There are fewer and fewer people today who know the founding principles of our country, and they generally don’t have the platform to challenge what is going on.

The Declaration of Independence defines our country probably the best.  The core principle is that God gave humans unalienable rights.  Unalienable rights are individual rights that precede and supersede government.  Government cannot take them away, and government exists to protect those rights.  When it fails to do that, we have the right to replace it with a different government.  Our Founders would have done that already if they were still alive.

But wait a second.  How did the Founders know that God gave us rights, and what God were they talking about?  Every nation in the world at that time had their god(s) and their religion(s), but none of them believed in these unalienable rights. 

Our Founders believed that the Bible revealed God and His plans for humans, and they believed Christianity was the vehicle through which God was working in human lives. 

Today we are told that our country is a secular country and was always intended to be one.  As such, government cannot favor one religion over another and must act indifferently to all of them.  Essentially, a secular country is an atheistic country, but it can’t say so until the transformation is complete.

But if Christianity is not at the core of what we are as a nation, then you don’t have unalienable rights.  Your rights come from the government.  And those rights are different from the rights that come from God. 

The rights from God are things you can do freely without government intrusion.  Rights from the government are things that belong to you, and it’s the government’s job to see that you get them.  This requires laws that restrict behaviors of other people and usually requires them to pay for things for which the government deems is their right.  So the government requires people who don’t believe in abortions to pay toward those who do.

A country that believes in freedom, such as what unalienable rights entails, is a country that must also be moral and religions.  Like John Adams said, our Constitution was made only for a moral and religious people.  You can’t give all kinds of freedoms to people if the people don’t have a strong moral code that directs them to do good to other people. 

Our country has turned its back on the Ten Commandments, the Golden Rule, the love your neighbor as yourself, which formed the moral foundation of our country for almost 200 years and traded it in for tolerance, equality, fairness, and diversity.  We can see the results in the incredible increase in spending today to protect our people from those who would do us harm and the increase in those who would.

You don’t have to be a Christian to be an American, but you do need to see that Christianity is at the core of what we are as a nation.  We need to teach the principles of Christianity if we are to continue as the nation we were founded to be.

The First Amendment is about the government not creating a state church as they had and still have in England.  It is not about removing God from our public schools and the public square.  Otherwise, it wouldn’t have taken almost 200 years for the courts to rule that way.  Our Founders knew what they meant by it.

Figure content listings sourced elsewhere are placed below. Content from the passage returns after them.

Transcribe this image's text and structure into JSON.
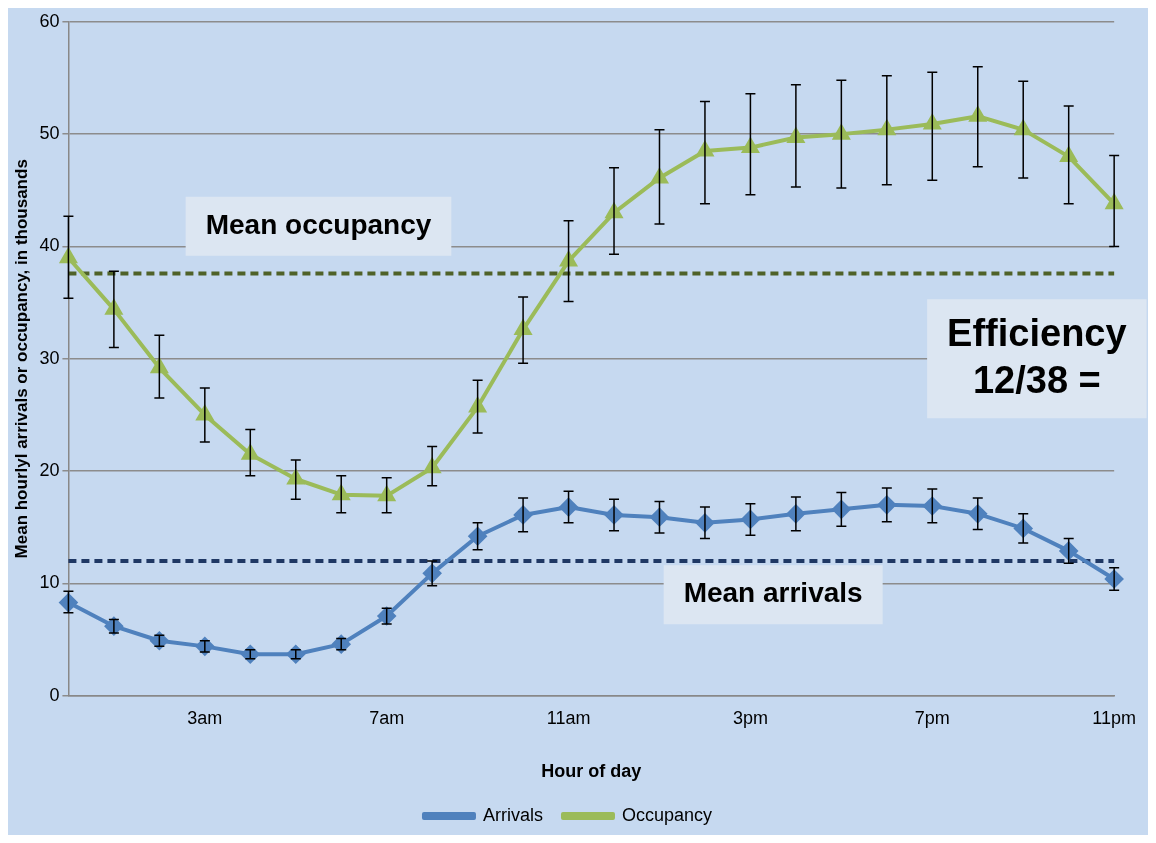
{
  "chart_data": {
    "type": "line",
    "xlabel": "Hour of day",
    "ylabel": "Mean hourlyl arrivals or occupancy, in thousands",
    "categories": [
      null,
      null,
      null,
      "3am",
      null,
      null,
      null,
      "7am",
      null,
      null,
      null,
      "11am",
      null,
      null,
      null,
      "3pm",
      null,
      null,
      null,
      "7pm",
      null,
      null,
      null,
      "11pm"
    ],
    "series": [
      {
        "name": "Arrivals",
        "color": "#4f81bd",
        "marker": "diamond",
        "values": [
          8.3,
          6.2,
          4.9,
          4.4,
          3.7,
          3.7,
          4.6,
          7.1,
          10.9,
          14.2,
          16.1,
          16.8,
          16.1,
          15.9,
          15.4,
          15.7,
          16.2,
          16.6,
          17.0,
          16.9,
          16.2,
          14.9,
          12.9,
          10.4
        ],
        "errors": [
          [
            7.4,
            9.3
          ],
          [
            5.6,
            6.8
          ],
          [
            4.4,
            5.4
          ],
          [
            3.9,
            4.9
          ],
          [
            3.3,
            4.1
          ],
          [
            3.3,
            4.1
          ],
          [
            4.1,
            5.1
          ],
          [
            6.4,
            7.8
          ],
          [
            9.8,
            12.0
          ],
          [
            13.0,
            15.4
          ],
          [
            14.6,
            17.6
          ],
          [
            15.4,
            18.2
          ],
          [
            14.7,
            17.5
          ],
          [
            14.5,
            17.3
          ],
          [
            14.0,
            16.8
          ],
          [
            14.3,
            17.1
          ],
          [
            14.7,
            17.7
          ],
          [
            15.1,
            18.1
          ],
          [
            15.5,
            18.5
          ],
          [
            15.4,
            18.4
          ],
          [
            14.8,
            17.6
          ],
          [
            13.6,
            16.2
          ],
          [
            11.8,
            14.0
          ],
          [
            9.4,
            11.4
          ]
        ]
      },
      {
        "name": "Occupancy",
        "color": "#9bbb59",
        "marker": "triangle",
        "values": [
          39.0,
          34.4,
          29.2,
          25.0,
          21.5,
          19.3,
          17.9,
          17.8,
          20.3,
          25.7,
          32.6,
          38.7,
          43.0,
          46.1,
          48.5,
          48.8,
          49.7,
          50.0,
          50.4,
          50.9,
          51.6,
          50.4,
          48.0,
          43.8
        ],
        "errors": [
          [
            35.4,
            42.7
          ],
          [
            31.0,
            37.8
          ],
          [
            26.5,
            32.1
          ],
          [
            22.6,
            27.4
          ],
          [
            19.6,
            23.7
          ],
          [
            17.5,
            21.0
          ],
          [
            16.3,
            19.6
          ],
          [
            16.3,
            19.4
          ],
          [
            18.7,
            22.2
          ],
          [
            23.4,
            28.1
          ],
          [
            29.6,
            35.5
          ],
          [
            35.1,
            42.3
          ],
          [
            39.3,
            47.0
          ],
          [
            42.0,
            50.4
          ],
          [
            43.8,
            52.9
          ],
          [
            44.6,
            53.6
          ],
          [
            45.3,
            54.4
          ],
          [
            45.2,
            54.8
          ],
          [
            45.5,
            55.2
          ],
          [
            45.9,
            55.5
          ],
          [
            47.1,
            56.0
          ],
          [
            46.1,
            54.7
          ],
          [
            43.8,
            52.5
          ],
          [
            40.0,
            48.1
          ]
        ]
      }
    ],
    "ylim": [
      0,
      60
    ],
    "yticks": [
      0,
      10,
      20,
      30,
      40,
      50,
      60
    ],
    "grid": "y",
    "legend": "bottom",
    "line_style": "solid",
    "ref_lines": [
      {
        "axis": "y",
        "value": 37.6,
        "label": "Mean occupancy",
        "color": "#4f6228",
        "line_style": "dashed"
      },
      {
        "axis": "y",
        "value": 12.0,
        "label": "Mean arrivals",
        "color": "#1f3864",
        "line_style": "dashed"
      }
    ],
    "annotations": [
      "Efficiency",
      "12/38 ="
    ]
  }
}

Also, they could not have guaranteed freedom of religion, unless religion, and a specific one at that, was consistent with the highest values of our land.  It is a statement that all religions are equal and are free to come here and practice their religion in blissful harmony.  The Founders fully expected that in a free society there would be free discussions that would prove the truth of Christianity. 

At the time of the founding of our country, one major world religion was burning alive widows on the pyres of their dead husbands, and another was enslaving and killing those it considered to be infidels.  While people have a right to practice their religions, the First Amendment is not to be understood that any and all religions could practice everything they believe in our country.  Religions are not equal, and the morals of Christianity were the morals that guided our country and its laws.